An editorial in The Spectator read: “But the difficult truth is that no act of God created the disaster at the border. It is a wholly human mess, created by America’s leadership class. Migrants have discovered that if they arrive at the border and say the right words about violence in their perpetually violent home countries, they will be freely admitted without fear of deportation. Once inside the country, they can benefit from a glacial asylum-review process, and even if their petition is rejected, they had little to fear from US Immigration and Customs Enforcement (ICE).”

While Joe Biden has been given the traditional honeymoon, and then some, of a new president by the press, the editorial argues that “the border crisis could define Biden’s presidency,” reminding that no honeymoon lasts forever.

While no traditional presidential honeymoon, or anything related to such was ever given Donald Trump, at least he moved to action despite dishonest opposition and press hyperbole that often topped his own.

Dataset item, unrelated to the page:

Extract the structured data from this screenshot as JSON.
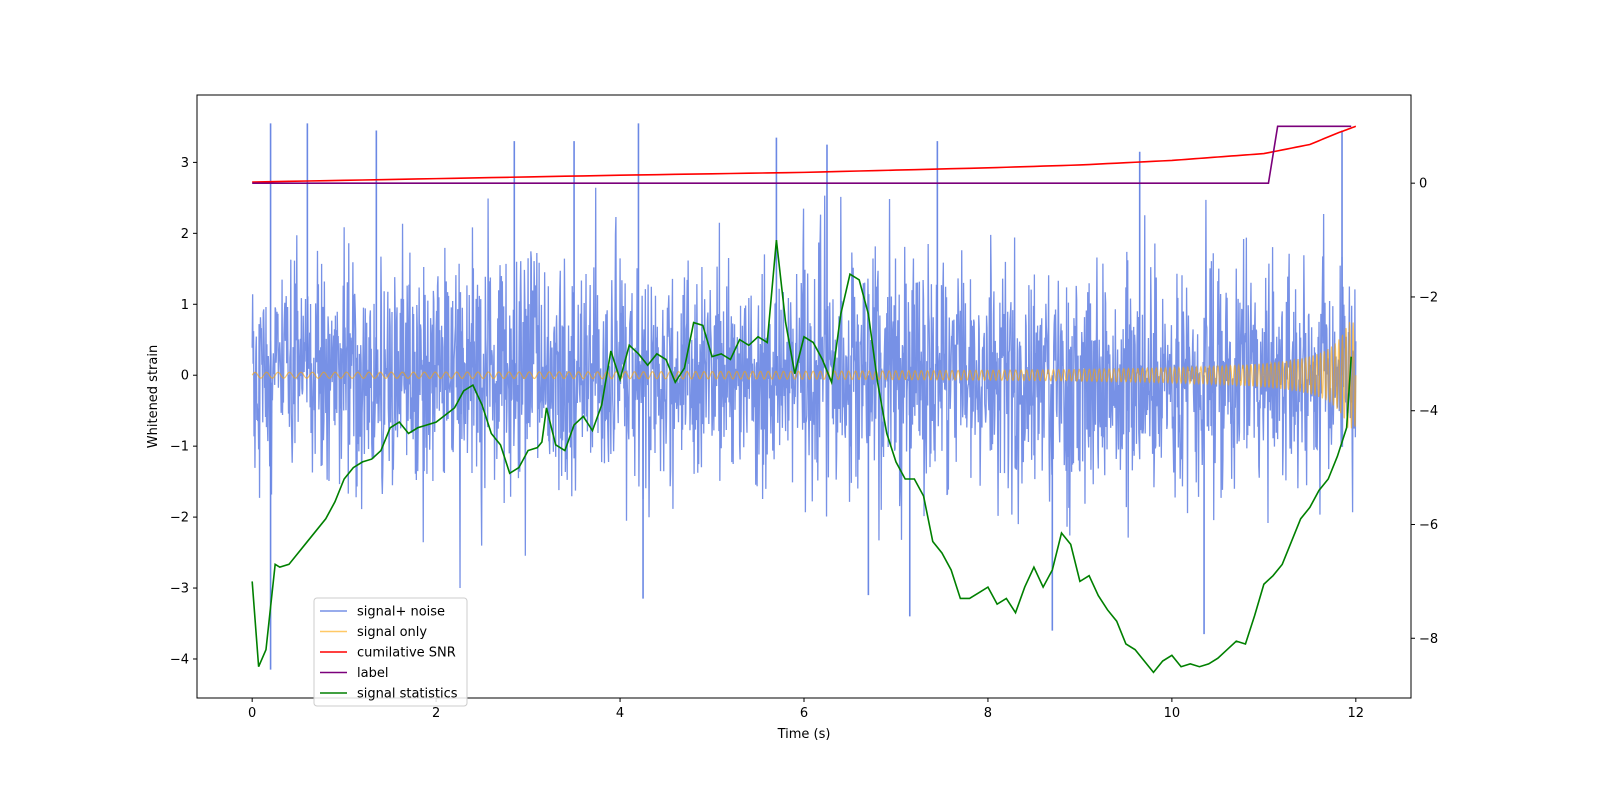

“Despite several blunders and his excessive emphasis on that signature wall, President Trump had by 2020 stabilized the situation with his ‘Remain in Mexico’ policy. Without the promise of easy entry to America, new arrivals at the border dried up,” The Spectator editorial pointed out.

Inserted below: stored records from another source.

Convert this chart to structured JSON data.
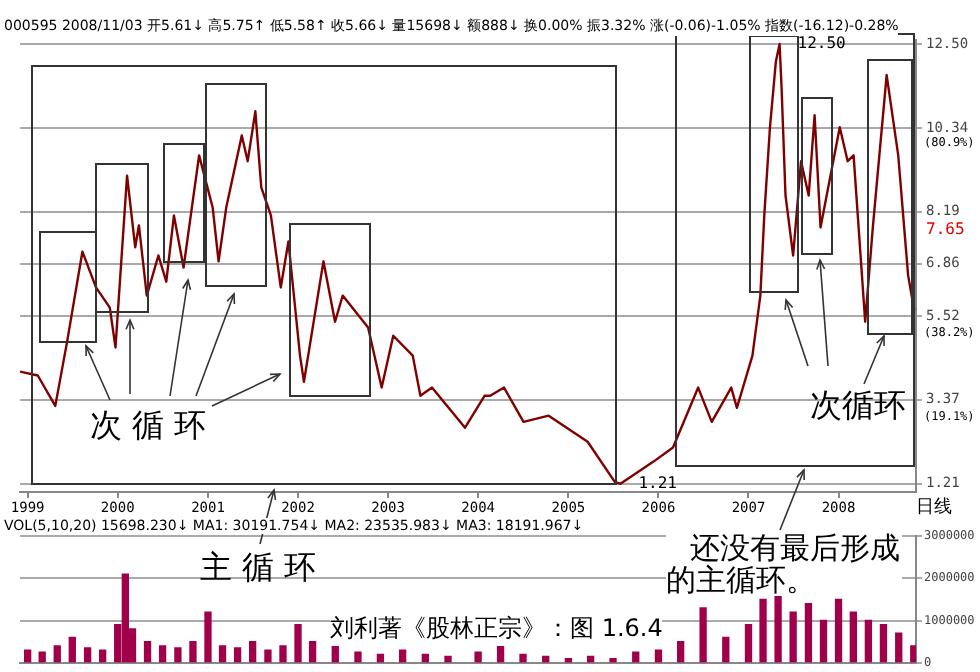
{
  "chart_data": [
    {
      "type": "line",
      "subtitle": "000595 2008/11/03 开5.61↓ 高5.75↑ 低5.58↑ 收5.66↓ 量15698↓ 额888↓ 换0.00% 振3.32% 涨(-0.06)-1.05% 指数(-16.12)-0.28%",
      "x": [
        "1998-12-01",
        "1999-02-11",
        "1999-04-23",
        "1999-06-10",
        "1999-08-11",
        "1999-10-05",
        "1999-11-30",
        "1999-12-23",
        "2000-02-08",
        "2000-03-12",
        "2000-03-27",
        "2000-04-28",
        "2000-06-14",
        "2000-07-16",
        "2000-08-16",
        "2000-09-24",
        "2000-11-26",
        "2001-01-20",
        "2001-02-13",
        "2001-03-16",
        "2001-05-18",
        "2001-06-11",
        "2001-07-12",
        "2001-08-05",
        "2001-09-13",
        "2001-10-23",
        "2001-11-23",
        "2002-01-09",
        "2002-01-25",
        "2002-04-14",
        "2002-05-31",
        "2002-07-01",
        "2002-10-12",
        "2002-12-06",
        "2003-01-22",
        "2003-04-11",
        "2003-05-12",
        "2003-06-28",
        "2003-11-09",
        "2004-01-27",
        "2004-02-19",
        "2004-04-15",
        "2004-07-03",
        "2004-10-13",
        "2005-03-20",
        "2005-07-08",
        "2005-07-31",
        "2005-12-12",
        "2006-03-01",
        "2006-06-11",
        "2006-08-05",
        "2006-10-23",
        "2006-11-15",
        "2007-01-17",
        "2007-02-18",
        "2007-03-06",
        "2007-03-29",
        "2007-04-22",
        "2007-05-07",
        "2007-05-15",
        "2007-05-31",
        "2007-07-01",
        "2007-08-02",
        "2007-09-02",
        "2007-09-26",
        "2007-10-20",
        "2008-01-06",
        "2008-02-07",
        "2008-03-02",
        "2008-04-18",
        "2008-05-19",
        "2008-07-14",
        "2008-08-30",
        "2008-10-09",
        "2008-11-03"
      ],
      "series": [
        {
          "color": "#800000",
          "values": [
            4.09,
            3.99,
            3.21,
            4.86,
            7.17,
            6.25,
            5.73,
            4.71,
            9.12,
            7.28,
            7.84,
            6.04,
            7.07,
            6.4,
            8.1,
            6.76,
            9.64,
            8.3,
            6.92,
            8.3,
            10.15,
            9.49,
            10.77,
            8.82,
            8.1,
            6.25,
            7.43,
            4.5,
            3.83,
            6.92,
            5.37,
            6.04,
            5.22,
            3.68,
            5.01,
            4.5,
            3.47,
            3.68,
            2.65,
            3.47,
            3.47,
            3.68,
            2.8,
            2.96,
            2.29,
            1.26,
            1.21,
            1.78,
            2.14,
            3.68,
            2.8,
            3.68,
            3.16,
            4.5,
            6.04,
            8.1,
            10.36,
            12.05,
            12.5,
            11.39,
            8.61,
            7.07,
            9.49,
            8.61,
            10.67,
            7.79,
            10.36,
            9.49,
            9.64,
            5.37,
            7.79,
            11.7,
            9.64,
            6.56,
            5.66
          ]
        }
      ],
      "xlim": [
        "1998-12-01",
        "2008-11-10"
      ],
      "xticks": [
        "1999",
        "2000",
        "2001",
        "2002",
        "2003",
        "2004",
        "2005",
        "2006",
        "2007",
        "2008"
      ],
      "ylim": [
        1.0,
        12.6
      ],
      "yticks": [
        1.21,
        3.37,
        5.52,
        6.86,
        8.19,
        10.34,
        {
          "value": 12.5,
          "label": "12.50"
        }
      ],
      "grid": "y",
      "legend": false,
      "annotations": [
        {
          "text": "12.50",
          "x": "2007-05-07",
          "y": 12.5
        },
        {
          "text": "1.21",
          "x": "2005-07-31",
          "y": 1.21
        },
        "次 循 环",
        "次循环",
        "主 循 环",
        "还没有最后形成的主循环。",
        "刘利著《股林正宗》：图 1.6.4",
        "日线",
        "7.65",
        "(80.9%)",
        "(38.2%)",
        "(19.1%)"
      ]
    },
    {
      "type": "bar",
      "subtitle": "VOL(5,10,20) 15698.230↓ MA1: 30191.754↓ MA2: 23535.983↓ MA3: 18191.967↓",
      "x": [
        "1999-01",
        "1999-03",
        "1999-05",
        "1999-07",
        "1999-09",
        "1999-11",
        "2000-01",
        "2000-02",
        "2000-03",
        "2000-05",
        "2000-07",
        "2000-09",
        "2000-11",
        "2001-01",
        "2001-03",
        "2001-05",
        "2001-07",
        "2001-09",
        "2001-11",
        "2002-01",
        "2002-03",
        "2002-06",
        "2002-09",
        "2002-12",
        "2003-03",
        "2003-06",
        "2003-09",
        "2004-01",
        "2004-04",
        "2004-07",
        "2004-10",
        "2005-01",
        "2005-04",
        "2005-07",
        "2005-10",
        "2006-01",
        "2006-04",
        "2006-07",
        "2006-10",
        "2007-01",
        "2007-03",
        "2007-05",
        "2007-07",
        "2007-09",
        "2007-11",
        "2008-01",
        "2008-03",
        "2008-05",
        "2008-07",
        "2008-09",
        "2008-11"
      ],
      "values": [
        300000,
        250000,
        400000,
        600000,
        350000,
        300000,
        900000,
        2100000,
        800000,
        500000,
        400000,
        350000,
        500000,
        1200000,
        400000,
        350000,
        500000,
        300000,
        400000,
        900000,
        500000,
        400000,
        250000,
        200000,
        300000,
        200000,
        150000,
        250000,
        400000,
        200000,
        150000,
        100000,
        150000,
        100000,
        250000,
        300000,
        500000,
        1300000,
        600000,
        900000,
        1500000,
        1600000,
        1200000,
        1400000,
        1000000,
        1500000,
        1200000,
        1000000,
        900000,
        700000,
        400000
      ],
      "color": "#a0004a",
      "xlim": [
        "1998-12-01",
        "2008-11-10"
      ],
      "ylim": [
        0,
        3000000
      ],
      "yticks": [
        0,
        1000000,
        2000000,
        3000000
      ],
      "tick_labels": "y",
      "grid": "y",
      "legend": false
    }
  ]
}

The challenge of controlling immigration into the United States has become one, sadly like so many others, about which rationalism, deterministic thinking, and sober assessment is not allowed. It has become an issue almost exclusively emotional for the most vocal advocates on all sides.

“Nowhere is sentimentalism more rampant than in immigration policy. Even before Donald Trump ran for president, among progressives a growing moral consensus held that borders were at best inefficient and at worst, gravely immoral. How is it fair that some people may live in rich, safe nations, while others are trapped in poor, dangerous ones simply by accident of birth? Modern progressivism lacks the intellectual scaffolding to even answer that question. Four years of a Trump presidency hardened the new consensus into dogma. Bill Clinton may have bragged about curbing illegal immigration and Barack Obama may have voted to build a border fence. But in 2021, the de facto Democratic position is that America’s borders are an abomination,” the editors opined.

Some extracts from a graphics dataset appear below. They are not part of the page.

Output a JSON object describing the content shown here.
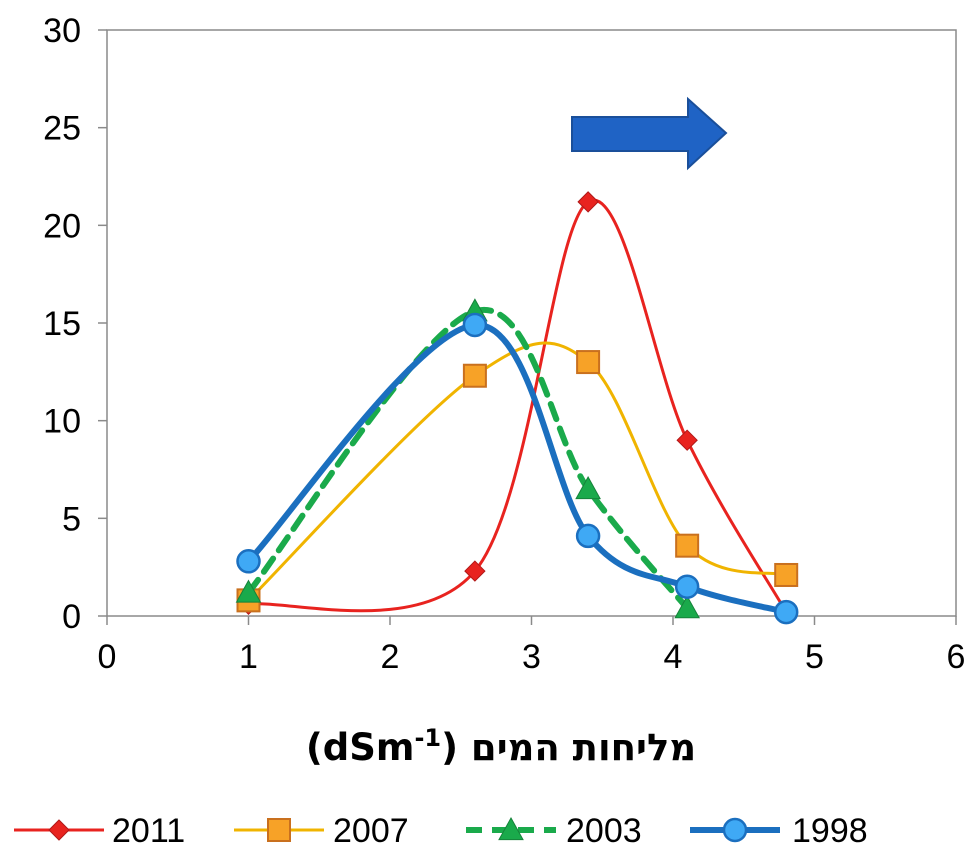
{
  "chart_data": {
    "type": "line",
    "title": "",
    "xlabel": "מליחות המים (dSm",
    "xlabel_superscript": "-1",
    "xlabel_close": ")",
    "ylabel": "",
    "xlim": [
      0,
      6
    ],
    "ylim": [
      0,
      30
    ],
    "x_ticks": [
      "0",
      "1",
      "2",
      "3",
      "4",
      "5",
      "6"
    ],
    "y_ticks": [
      "0",
      "5",
      "10",
      "15",
      "20",
      "25",
      "30"
    ],
    "grid": false,
    "smooth": true,
    "legend_position": "bottom",
    "series": [
      {
        "name": "2011",
        "color": "#e8231f",
        "marker": "diamond",
        "dash": "solid",
        "x": [
          1,
          2.6,
          3.4,
          4.1,
          4.8
        ],
        "y": [
          0.6,
          2.3,
          21.2,
          9.0,
          0.2
        ]
      },
      {
        "name": "2007",
        "color": "#f0b400",
        "marker_color": "#f7a227",
        "marker_stroke": "#c9701e",
        "marker": "square",
        "dash": "solid",
        "x": [
          1,
          2.6,
          3.4,
          4.1,
          4.8
        ],
        "y": [
          0.8,
          12.3,
          13.0,
          3.6,
          2.1
        ]
      },
      {
        "name": "2003",
        "color": "#1aaa4b",
        "marker": "triangle",
        "dash": "dashed",
        "x": [
          1,
          2.6,
          3.4,
          4.1
        ],
        "y": [
          1.2,
          15.6,
          6.5,
          0.4
        ]
      },
      {
        "name": "1998",
        "color": "#1b6fbf",
        "marker_color": "#3fa9f5",
        "marker": "circle",
        "dash": "solid",
        "x": [
          1,
          2.6,
          3.4,
          4.1,
          4.8
        ],
        "y": [
          2.8,
          14.9,
          4.1,
          1.5,
          0.2
        ]
      }
    ],
    "annotation": {
      "shape": "arrow-right",
      "color": "#1f63c5",
      "stroke": "#1a4f9a"
    }
  }
}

Could the new waves of immigrants pressing, and freely passing through, our border with Mexico be the counter wave of recent Democrat power gains?

The Spectator argues that “…Biden will have to find the courage to resist his own party’s new ideology, or the border crisis of his first months could turn into the defining problem of his entire presidency.”

Joe Biden will do what ol’ Uncle Joe has always done: He will rhetorically attempt to split the baby on the issue to make people think he is both reining in the worst of the problem while keeping enough the false compassion in place to please all but the most radical Leftists who increasingly dominate his political party. And because we have little honest national media, unless the waves become so grotesque as to make non-coverage impossible for all but CNN, many voters will think ol’ Uncle Joe got enough of the job done – such is the power of misleading propaganda.